Dix ans après, 1000 hôteliers allemands font juger les clauses "anti-parité"
Dans un jugement rendu ce mardi, le tribunal régional de Berlin, saisi par près de 1300 hôteliers pour des faits remontant à plus de 10 ans, ont fait juger comme "anticoncurrentielles" les clauses de parité tarifaire en vigueur jusqu'en 2015-2016 ...
L'affaire appartient, certes, à des pratiques de "l'ancien temps" car les "clauses anticoncurrentielles" jugées cette semaine ne sont plus d'usage (entre hôteliers et OTAs) depuis les lois anti-parité-tarifaires votées en Europe depuis la "pionnière" "Loi Macron" de 2015 ... première du genre à libérer les hôtels sur leurs pratiques tarifaires.
L'affaire "No. 61 O 60/24 Kart" confirme, cependant, le bienfondé de la plainte collective déposée par les hôteliers allemands (1000 sur 1300 ont été reconnus comme légitimes dans cette action) quant aux effets délétères des (anciennes) clauses dites "wide best price" imposées jusqu’au 30 juin 2015 et dont l'objet était d'empêcher les hôtels d’offrir de meilleurs tarifs sur d’autres canaux. Ou encore, celles dites "narrow best price" qui, selon le jugement, entre le 1ᵉʳ juillet 2015 et le 31 janvier 2016, interdisaient aux hôtels de proposer des tarifs inférieurs sur leurs propres sites par rapport à Booking. Pour les défenseurs des hôteliers allemands, ces clauses auraient donc "restreint la liberté tarifaire des hôteliers en empêchant une vraie concurrence entre canaux de distribution".
Si Booking fut le seul OTA visé par cette plainte, pour autant, "d'autres OTAs employaient aussi ce genre de pratiques ..." est-il rappelé dans les arguments des différentes parties. Mais, Booking restait quand même la cible la plus visible et, si une indemnisation devait un jour (lointain, voir plus bas), celle qui dispose des poches les plus profondes.

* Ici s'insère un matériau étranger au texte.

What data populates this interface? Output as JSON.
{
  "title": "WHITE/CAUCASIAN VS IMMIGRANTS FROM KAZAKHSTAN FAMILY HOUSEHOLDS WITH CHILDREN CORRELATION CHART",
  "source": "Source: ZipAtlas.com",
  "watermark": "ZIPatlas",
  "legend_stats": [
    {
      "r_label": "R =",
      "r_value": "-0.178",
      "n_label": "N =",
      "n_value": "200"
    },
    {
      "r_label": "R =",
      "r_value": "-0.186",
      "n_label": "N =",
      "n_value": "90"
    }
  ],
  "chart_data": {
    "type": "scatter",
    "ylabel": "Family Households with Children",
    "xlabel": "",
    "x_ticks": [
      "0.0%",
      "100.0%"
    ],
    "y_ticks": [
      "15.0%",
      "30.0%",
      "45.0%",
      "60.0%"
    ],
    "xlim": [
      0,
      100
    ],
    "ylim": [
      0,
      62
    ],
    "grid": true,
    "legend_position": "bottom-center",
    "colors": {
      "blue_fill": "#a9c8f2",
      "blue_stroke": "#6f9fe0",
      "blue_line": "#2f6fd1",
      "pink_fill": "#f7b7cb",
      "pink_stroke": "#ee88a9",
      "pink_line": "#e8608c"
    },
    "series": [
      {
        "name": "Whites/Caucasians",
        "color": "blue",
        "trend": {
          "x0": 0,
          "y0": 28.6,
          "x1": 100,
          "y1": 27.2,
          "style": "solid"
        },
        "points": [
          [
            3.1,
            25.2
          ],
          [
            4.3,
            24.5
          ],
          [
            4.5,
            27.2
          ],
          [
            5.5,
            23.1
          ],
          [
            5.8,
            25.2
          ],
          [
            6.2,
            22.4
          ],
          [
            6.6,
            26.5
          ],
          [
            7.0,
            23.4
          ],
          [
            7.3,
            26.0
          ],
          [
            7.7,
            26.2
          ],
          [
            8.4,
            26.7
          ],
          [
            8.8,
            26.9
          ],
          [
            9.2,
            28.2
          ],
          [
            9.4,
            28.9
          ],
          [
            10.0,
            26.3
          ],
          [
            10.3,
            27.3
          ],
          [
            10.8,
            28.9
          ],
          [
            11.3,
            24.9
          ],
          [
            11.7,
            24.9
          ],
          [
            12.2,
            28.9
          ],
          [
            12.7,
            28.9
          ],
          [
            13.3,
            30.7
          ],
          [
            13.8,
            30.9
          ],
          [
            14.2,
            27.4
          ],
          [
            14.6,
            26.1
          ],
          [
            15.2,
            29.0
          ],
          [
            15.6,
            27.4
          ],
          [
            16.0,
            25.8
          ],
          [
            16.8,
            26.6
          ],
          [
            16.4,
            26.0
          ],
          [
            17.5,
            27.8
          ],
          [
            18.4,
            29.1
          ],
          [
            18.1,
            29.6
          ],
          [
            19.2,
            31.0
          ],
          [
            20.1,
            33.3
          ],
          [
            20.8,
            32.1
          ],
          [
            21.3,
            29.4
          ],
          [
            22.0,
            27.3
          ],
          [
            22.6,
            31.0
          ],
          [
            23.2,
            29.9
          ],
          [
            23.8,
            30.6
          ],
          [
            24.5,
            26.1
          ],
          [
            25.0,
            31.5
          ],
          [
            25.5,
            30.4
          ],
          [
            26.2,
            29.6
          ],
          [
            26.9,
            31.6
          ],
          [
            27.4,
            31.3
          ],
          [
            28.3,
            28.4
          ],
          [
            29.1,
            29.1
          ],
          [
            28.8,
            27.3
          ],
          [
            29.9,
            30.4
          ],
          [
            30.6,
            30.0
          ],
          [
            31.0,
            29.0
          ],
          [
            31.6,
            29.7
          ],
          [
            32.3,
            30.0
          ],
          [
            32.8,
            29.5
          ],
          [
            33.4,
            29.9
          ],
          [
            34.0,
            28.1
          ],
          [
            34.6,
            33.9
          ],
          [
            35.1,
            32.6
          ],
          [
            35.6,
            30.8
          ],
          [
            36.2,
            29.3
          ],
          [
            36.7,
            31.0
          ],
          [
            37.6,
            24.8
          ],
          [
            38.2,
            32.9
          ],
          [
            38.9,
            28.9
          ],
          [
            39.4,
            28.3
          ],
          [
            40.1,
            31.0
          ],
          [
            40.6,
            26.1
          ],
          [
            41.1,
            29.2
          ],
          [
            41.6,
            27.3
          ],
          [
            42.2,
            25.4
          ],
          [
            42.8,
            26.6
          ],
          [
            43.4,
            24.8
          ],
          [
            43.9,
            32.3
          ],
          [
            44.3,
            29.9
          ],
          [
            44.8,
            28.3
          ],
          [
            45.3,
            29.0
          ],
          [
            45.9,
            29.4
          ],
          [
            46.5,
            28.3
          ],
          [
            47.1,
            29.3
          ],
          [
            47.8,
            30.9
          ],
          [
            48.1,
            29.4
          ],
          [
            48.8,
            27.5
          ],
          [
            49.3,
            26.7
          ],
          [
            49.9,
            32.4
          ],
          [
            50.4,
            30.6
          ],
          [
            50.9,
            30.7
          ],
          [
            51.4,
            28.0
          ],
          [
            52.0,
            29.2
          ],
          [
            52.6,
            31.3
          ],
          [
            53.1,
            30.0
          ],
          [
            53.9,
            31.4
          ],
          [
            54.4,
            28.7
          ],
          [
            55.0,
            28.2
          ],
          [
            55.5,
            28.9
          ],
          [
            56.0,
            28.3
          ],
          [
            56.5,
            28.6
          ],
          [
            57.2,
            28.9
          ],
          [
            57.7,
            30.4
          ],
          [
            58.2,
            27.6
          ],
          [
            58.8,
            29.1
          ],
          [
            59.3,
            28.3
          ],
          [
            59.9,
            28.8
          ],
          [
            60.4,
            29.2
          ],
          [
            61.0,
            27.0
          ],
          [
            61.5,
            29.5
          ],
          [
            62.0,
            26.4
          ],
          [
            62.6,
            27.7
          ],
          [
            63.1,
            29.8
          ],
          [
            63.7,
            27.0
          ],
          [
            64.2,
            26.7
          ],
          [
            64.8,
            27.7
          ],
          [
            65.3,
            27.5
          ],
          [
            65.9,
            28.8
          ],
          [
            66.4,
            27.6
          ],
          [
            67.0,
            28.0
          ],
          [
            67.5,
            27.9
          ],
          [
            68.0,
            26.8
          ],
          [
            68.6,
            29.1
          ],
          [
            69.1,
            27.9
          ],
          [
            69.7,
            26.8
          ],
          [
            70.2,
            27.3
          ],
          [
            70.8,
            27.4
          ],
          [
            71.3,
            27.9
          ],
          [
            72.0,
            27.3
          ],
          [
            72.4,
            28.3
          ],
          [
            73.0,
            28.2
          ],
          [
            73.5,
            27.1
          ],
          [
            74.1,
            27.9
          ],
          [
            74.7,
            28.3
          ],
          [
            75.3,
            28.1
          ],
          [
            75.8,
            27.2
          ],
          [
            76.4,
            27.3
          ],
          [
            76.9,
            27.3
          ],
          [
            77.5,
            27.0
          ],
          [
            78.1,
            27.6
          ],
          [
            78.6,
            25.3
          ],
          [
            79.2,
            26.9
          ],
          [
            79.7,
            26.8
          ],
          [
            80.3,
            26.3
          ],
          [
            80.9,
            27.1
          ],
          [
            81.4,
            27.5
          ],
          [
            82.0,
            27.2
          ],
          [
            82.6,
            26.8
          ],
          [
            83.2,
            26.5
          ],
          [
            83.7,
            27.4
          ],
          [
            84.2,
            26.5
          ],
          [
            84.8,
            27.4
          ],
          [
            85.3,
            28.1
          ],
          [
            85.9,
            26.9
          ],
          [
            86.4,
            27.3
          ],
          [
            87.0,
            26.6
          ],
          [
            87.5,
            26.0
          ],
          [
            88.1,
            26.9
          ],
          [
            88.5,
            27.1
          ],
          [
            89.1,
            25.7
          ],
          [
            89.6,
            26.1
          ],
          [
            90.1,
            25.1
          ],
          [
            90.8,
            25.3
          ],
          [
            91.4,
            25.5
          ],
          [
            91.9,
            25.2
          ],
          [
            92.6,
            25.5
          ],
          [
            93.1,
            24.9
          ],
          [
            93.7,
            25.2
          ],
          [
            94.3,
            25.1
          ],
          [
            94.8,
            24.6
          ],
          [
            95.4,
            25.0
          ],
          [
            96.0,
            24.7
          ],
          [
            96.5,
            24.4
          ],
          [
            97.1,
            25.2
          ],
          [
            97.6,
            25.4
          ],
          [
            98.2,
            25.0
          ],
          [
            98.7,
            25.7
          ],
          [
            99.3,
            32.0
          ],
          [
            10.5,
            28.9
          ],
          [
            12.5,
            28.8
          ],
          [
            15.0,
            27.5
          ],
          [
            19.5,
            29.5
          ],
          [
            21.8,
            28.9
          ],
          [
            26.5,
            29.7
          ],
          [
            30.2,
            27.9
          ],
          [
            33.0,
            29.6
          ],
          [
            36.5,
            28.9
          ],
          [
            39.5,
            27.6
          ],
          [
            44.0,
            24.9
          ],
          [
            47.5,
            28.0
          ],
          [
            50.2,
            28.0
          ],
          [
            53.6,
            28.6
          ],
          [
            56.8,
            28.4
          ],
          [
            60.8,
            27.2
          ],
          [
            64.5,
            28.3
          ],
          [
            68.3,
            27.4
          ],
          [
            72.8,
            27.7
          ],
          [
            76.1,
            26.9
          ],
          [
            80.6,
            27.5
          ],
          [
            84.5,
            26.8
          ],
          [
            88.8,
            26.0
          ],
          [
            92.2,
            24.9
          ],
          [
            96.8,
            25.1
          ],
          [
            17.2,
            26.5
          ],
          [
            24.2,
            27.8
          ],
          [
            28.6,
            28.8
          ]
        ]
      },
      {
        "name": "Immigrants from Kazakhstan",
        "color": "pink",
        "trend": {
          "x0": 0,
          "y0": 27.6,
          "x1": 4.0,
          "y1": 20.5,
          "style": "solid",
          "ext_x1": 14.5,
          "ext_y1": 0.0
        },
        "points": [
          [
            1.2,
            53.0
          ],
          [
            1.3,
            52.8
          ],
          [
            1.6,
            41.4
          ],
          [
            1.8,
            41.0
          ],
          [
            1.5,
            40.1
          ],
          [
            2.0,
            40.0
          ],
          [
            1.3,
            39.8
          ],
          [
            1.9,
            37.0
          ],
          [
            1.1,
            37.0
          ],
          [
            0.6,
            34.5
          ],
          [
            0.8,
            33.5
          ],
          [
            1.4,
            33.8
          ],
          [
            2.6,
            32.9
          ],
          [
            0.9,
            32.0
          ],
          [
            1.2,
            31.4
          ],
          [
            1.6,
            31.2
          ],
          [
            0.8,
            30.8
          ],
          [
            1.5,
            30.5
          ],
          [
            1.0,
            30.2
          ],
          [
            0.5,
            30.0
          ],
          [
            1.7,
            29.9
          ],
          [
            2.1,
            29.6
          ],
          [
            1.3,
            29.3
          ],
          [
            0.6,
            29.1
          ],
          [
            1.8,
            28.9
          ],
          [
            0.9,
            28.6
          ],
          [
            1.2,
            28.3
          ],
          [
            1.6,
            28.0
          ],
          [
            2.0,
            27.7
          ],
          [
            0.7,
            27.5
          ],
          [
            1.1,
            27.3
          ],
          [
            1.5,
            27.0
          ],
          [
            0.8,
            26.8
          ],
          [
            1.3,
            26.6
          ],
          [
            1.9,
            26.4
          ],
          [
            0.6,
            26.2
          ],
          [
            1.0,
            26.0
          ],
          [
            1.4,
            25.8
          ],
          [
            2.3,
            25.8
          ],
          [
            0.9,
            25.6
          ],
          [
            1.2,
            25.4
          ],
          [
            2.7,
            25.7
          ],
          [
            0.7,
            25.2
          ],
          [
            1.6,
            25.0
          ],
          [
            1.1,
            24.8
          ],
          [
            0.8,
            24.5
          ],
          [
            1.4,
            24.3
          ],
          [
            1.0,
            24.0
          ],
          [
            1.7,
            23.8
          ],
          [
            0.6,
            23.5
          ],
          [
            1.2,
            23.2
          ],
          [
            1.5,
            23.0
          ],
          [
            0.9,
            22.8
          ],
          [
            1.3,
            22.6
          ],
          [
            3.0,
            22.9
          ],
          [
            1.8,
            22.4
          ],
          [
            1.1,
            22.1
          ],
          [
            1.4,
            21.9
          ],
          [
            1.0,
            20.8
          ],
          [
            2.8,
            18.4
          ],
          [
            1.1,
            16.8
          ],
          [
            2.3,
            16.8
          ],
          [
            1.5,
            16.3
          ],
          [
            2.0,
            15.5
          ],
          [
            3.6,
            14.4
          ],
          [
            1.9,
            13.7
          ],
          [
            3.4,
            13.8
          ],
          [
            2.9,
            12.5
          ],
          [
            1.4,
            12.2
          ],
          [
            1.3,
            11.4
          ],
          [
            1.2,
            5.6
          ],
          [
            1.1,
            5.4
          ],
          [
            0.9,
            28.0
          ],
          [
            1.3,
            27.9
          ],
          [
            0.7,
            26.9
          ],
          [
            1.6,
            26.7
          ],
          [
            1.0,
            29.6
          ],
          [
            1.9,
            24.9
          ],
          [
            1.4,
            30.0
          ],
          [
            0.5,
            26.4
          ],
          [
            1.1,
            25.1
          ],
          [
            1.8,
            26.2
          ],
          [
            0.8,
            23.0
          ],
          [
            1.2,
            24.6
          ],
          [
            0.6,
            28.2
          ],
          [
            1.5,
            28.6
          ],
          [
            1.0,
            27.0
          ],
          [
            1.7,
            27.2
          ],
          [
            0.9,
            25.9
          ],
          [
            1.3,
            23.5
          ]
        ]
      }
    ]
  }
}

Selon les arguments des plaignants, repris par le dispositif du jugement, ces clauses (progressivement rayées de la carte européenne depuis près de 10 ans, dans les différents pays) ont contribué "à une segmentation du marché et à une forme d’oligopolisation (...) ce qui peut continuer à causer des dommages même après leur suppression", selon les avocats des plaignants qui ont appuyé sur cet argument pour obtenir réparation financière. C'est pour cela, selon eux, qu'une action en reconnaissance de responsabilité pour dommages était justifiée même si le montant précis des pertes n’a pas été établi dans le jugement ... et qu'il s'agira d'une autre affaire bien plus compliquée à résoudre (voir plus bas).
Le tribunal a, en effet, rejeté la demande de remboursement des commissions déjà versées à Booking par les défenseurs des hôteliers. Calculées sur la base des taux de 10 à 15 % du prix des chambres, le tribunal a considéré que ces paiements déjà effectués "constituaient une question fermée et devraient être réclamés dans une procédure distincte si nécessaire". Le chemin vers l'indemnisation devrait être encore très long ...
Une décision ... sans surprise pour Booking
Pour l'OTA leader (et ses concurrents), cette décision n'est pas vraiment une surprise car les juges berlinois se sont, en effet, appuyés sur une décision de la Cour fédérale allemande (Bundesgerichtshof) qui avait déjà confirmé l’illégalité des clauses dites "narrow best price" ... en 2021. Puis, au niveau européen, sur celle de la Cour de justice de l’Union européenne qui avait déjà jugé (en septembre 2024) que ces clauses de parité tarifaire "n’étaient pas automatiquement des restrictions accessoires" ... en clair, elles étaient jugées illégales et cette considération "pouvait constituer la base juridique des actions en dommages et intérêts lancées", depuis, par différentes associations hôtelières germaniques, selon leurs avocats.
La rébellion des hôteliers s'est, depuis, étendue à d'autres pays européens et visent, toujours, à obtenir des dommages et intérêts plus d'une décade après.

D’autres actions visant Booking (mais aussi d'autres OTAs comme Airbnb) sont en cours dans différents pays du Vieux Continent et devraient voir leur terme dans quelques années, comme celle lancée devant un tribunal néerlandais par des hôteliers locaux.

Pour l'heure, ce dernier jugement berlinois reste une décision de première instance; ce qui veut dire qu'il n’est pas encore définitif (les parties ont un mois pour faire appel devant la Cour régionale supérieure de Berlin). Même en appel, cependant, la question des dommages et intérêt ne devrait pas être tranchée mais seulement renvoyée, ultérieurement, vers des procédures complémentaires ou des expertises. Ce qui en fait, donc, une procédure des plus aléatoires quant à sa finalité pécuniaire ... et sa durée.